V. - Sur le domaine réservé aux lois de financement
de la sécurité sociale
Pour faire bonne mesure, les auteurs de la saisine invoquent un moyen tiré de la méconnaissance des règles protégeant le domaine des lois de financement de la sécurité sociale, dans la mesure où la loi adoptée affecterait, selon eux, les prévisions résultant de la loi de financement pour 1997 promulguée le 27 décembre 1996.
A. - L'article LO 111-3 du code de la sécurité sociale, issu de la loi organique no 96-646 du 22 juillet 1996 relative aux lois de financement de la sécurité sociale, indique que, chaque année, la loi de financement de la sécurité sociale << prévoit, par catégorie, les recettes de l'ensemble des régimes obligatoires de base et des organismes créés pour concourir à leur fonctionnement >>. Cette disposition n'a évidemment pas pour effet d'interdire au législateur ordinaire d'intervenir durant un an dans le domaine de la sécurité sociale, même si les nouvelles dispositions législatives peuvent influer sur les évaluations financières retenues par la loi de financement. On peut, à cet égard, songer à une analogie avec la jurisprudence dégagée pour l'application de l'ordonnance organique du 2 janvier 1959 (no 78-95 DC du 27 juillet 1978).
B. - En outre, et en tout état de cause, l'intervention de la loi créant les plans d'épargne retraite n'est pas de nature à remettre en cause les prévisions de recettes établies par la loi no 96-1160 du 27 décembre 1996.
En effet, les exonérations de cotisations sociales des abondements des employeurs restent limitées par les dispositions combinées et inchangées des articles L. 242-1 et D. 242-1, à 85 % du plafond de la sécurité sociale.

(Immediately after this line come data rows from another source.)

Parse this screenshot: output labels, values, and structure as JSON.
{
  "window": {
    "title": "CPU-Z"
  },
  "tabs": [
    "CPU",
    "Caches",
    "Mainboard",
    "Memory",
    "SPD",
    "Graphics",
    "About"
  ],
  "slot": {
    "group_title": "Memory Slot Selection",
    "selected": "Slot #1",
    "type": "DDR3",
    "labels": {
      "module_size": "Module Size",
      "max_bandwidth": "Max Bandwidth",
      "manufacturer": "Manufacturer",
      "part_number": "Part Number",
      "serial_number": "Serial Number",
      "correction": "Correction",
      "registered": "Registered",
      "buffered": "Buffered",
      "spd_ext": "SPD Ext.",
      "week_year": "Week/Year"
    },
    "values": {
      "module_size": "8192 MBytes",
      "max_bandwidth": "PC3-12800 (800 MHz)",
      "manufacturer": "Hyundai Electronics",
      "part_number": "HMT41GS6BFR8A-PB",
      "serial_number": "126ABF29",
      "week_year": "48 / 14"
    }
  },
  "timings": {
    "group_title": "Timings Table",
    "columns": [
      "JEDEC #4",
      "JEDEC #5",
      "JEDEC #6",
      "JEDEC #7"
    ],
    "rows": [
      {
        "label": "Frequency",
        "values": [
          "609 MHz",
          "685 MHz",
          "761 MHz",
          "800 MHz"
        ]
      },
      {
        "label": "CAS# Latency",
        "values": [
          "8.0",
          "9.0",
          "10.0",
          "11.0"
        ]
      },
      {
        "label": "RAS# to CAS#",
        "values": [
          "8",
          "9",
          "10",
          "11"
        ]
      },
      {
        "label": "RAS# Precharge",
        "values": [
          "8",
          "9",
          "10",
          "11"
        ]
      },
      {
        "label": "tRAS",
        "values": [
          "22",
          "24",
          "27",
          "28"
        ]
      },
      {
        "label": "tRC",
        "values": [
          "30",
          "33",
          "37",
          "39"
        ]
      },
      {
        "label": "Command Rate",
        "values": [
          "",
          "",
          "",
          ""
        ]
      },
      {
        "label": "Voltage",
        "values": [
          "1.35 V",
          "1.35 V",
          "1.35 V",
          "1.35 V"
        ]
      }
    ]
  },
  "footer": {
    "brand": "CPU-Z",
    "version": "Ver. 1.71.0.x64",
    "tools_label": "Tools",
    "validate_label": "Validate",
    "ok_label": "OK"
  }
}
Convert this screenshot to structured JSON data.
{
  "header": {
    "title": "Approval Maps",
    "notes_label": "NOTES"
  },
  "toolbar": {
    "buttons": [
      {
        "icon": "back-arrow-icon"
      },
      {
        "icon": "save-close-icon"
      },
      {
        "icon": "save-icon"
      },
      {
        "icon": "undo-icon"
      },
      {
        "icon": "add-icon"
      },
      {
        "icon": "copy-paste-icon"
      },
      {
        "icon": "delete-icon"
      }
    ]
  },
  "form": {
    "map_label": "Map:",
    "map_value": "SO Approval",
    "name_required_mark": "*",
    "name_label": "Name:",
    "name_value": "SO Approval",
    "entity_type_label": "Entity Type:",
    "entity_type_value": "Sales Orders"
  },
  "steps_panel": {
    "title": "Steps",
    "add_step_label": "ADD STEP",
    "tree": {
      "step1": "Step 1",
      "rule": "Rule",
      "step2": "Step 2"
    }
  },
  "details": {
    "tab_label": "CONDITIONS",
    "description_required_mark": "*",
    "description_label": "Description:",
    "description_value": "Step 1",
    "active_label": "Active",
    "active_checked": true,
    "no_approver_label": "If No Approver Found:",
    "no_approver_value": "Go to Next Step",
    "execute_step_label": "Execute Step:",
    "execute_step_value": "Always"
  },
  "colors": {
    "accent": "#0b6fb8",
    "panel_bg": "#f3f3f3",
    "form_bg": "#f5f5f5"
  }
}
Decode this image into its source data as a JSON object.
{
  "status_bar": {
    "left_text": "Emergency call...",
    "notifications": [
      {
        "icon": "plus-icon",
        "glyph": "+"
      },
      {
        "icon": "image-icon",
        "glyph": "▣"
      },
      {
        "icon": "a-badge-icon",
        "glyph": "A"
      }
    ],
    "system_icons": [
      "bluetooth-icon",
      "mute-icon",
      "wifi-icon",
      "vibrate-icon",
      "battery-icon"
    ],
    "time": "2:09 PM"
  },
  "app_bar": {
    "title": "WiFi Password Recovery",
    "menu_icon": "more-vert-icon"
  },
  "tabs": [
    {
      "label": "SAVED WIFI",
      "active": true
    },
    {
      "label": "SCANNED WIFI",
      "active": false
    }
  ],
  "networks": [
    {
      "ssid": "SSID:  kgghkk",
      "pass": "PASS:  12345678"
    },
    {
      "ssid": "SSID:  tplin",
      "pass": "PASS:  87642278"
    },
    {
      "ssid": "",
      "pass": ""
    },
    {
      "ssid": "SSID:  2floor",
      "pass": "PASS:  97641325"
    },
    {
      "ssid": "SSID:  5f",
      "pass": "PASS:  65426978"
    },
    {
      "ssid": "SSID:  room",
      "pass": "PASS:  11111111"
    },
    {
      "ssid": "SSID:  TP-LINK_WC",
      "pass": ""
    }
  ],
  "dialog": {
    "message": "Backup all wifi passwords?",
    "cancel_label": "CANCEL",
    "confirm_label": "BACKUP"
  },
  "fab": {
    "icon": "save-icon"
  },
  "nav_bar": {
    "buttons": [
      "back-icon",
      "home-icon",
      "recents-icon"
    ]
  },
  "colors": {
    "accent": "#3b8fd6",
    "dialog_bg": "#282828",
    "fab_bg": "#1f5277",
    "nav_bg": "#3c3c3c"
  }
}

S'agissant de l'exonération de contributions qui ne sont pas versées aujourd'hui, il n'y a pas, par principe, de baisse de recettes pour la sécurité sociale.
En définitive, il apparaît qu'aucun des nombreux griefs invoqués à l'encontre du texte déféré n'est de nature à en justifier la censure. Aussi le Gouvernement demande-t-il au Conseil constitutionnel de bien vouloir rejeter le recours dont il est saisi.